Difficult distinction
But it's next to impossible for regulators or credit card companies to distinguish between purchases of health and travel insurance policies by mainland visitors to Hong Kong and the more controversial life insurance and investment policies.
A spokesman for AIA said in an e-mail response that it complies with all guidelines in the processing of applications of life insurance by mainland visitors in Hong Kong. A UnionPay press officer said last week that the company complies with regulatory requirements on managing merchants through monitoring and analyzing data.
Spokesmen for Prudential and for Hong Kong's Office of the Commissioner of Insurance declined to comment on the practice. The People's Bank of China and SAFE didn't respond to requests for comment.
Prudential, which had previously limited its Hong Kong agents to swiping credit cards no more than 10 times for each client, removed that ceiling as of last Monday, according to two agents briefed on the change. Prudential declined to comment on the move.
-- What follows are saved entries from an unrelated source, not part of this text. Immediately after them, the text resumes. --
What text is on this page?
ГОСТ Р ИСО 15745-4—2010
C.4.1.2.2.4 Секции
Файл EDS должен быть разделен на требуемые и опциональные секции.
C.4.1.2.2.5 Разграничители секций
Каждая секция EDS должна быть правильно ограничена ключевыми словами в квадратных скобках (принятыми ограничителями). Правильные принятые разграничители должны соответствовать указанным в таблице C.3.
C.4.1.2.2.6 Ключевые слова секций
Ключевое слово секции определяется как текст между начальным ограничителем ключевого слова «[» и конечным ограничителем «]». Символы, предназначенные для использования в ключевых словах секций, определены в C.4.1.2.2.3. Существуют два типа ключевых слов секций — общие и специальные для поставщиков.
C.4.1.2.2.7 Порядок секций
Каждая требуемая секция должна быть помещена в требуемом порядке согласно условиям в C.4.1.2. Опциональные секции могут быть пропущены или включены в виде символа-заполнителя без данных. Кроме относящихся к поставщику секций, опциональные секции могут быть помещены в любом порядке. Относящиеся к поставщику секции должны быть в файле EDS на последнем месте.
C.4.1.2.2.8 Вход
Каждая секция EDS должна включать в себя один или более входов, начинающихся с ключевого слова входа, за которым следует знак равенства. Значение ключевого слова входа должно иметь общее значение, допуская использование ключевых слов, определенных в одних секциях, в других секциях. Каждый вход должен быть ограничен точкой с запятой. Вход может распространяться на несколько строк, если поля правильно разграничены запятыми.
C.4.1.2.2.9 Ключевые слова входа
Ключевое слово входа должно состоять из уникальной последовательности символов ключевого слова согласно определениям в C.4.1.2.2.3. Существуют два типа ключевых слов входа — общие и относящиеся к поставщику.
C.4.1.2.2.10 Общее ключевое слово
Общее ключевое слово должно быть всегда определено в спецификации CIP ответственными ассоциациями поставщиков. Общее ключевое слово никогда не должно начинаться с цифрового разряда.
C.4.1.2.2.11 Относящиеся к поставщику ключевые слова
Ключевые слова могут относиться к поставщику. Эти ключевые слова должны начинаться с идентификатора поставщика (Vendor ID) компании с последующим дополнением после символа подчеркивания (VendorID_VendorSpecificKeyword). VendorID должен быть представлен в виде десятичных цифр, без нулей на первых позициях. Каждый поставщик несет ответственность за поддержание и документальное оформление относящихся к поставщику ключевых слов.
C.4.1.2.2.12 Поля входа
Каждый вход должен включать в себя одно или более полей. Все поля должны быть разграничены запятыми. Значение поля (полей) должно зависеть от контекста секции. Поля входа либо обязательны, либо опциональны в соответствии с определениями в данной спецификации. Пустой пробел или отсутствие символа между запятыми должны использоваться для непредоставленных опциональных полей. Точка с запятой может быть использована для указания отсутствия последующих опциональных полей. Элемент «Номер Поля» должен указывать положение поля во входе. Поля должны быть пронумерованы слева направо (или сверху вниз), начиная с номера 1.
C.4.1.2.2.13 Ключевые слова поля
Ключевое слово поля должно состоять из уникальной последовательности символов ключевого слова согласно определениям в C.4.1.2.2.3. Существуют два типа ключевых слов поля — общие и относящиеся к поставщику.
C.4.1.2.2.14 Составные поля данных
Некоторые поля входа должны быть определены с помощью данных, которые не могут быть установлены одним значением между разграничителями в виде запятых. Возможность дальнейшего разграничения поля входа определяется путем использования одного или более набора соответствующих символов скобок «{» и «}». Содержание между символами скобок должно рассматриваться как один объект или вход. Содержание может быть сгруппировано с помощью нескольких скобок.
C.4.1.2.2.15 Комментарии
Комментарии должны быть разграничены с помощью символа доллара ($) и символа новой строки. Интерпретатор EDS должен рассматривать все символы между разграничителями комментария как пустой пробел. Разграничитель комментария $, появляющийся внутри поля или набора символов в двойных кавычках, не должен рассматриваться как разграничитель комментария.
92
So far this year, share prices of Prudential in Hong Kong have fallen 20 percent and AIA is down 9 percent, compared with the 7 percent decline of the city's benchmark Hang Seng Index during the same period.
Raised stakes
The People's Bank of China's battle to shore up the yuan caused foreign exchange reserves to drop to a four-year low in February, raising the stakes in the effort to stem capital outflows, which reached $1 trillion last year according to Bloomberg Intelligence. Fears that money is leaking out via purchases of insurance in Hong Kong help explain the recent clampdown.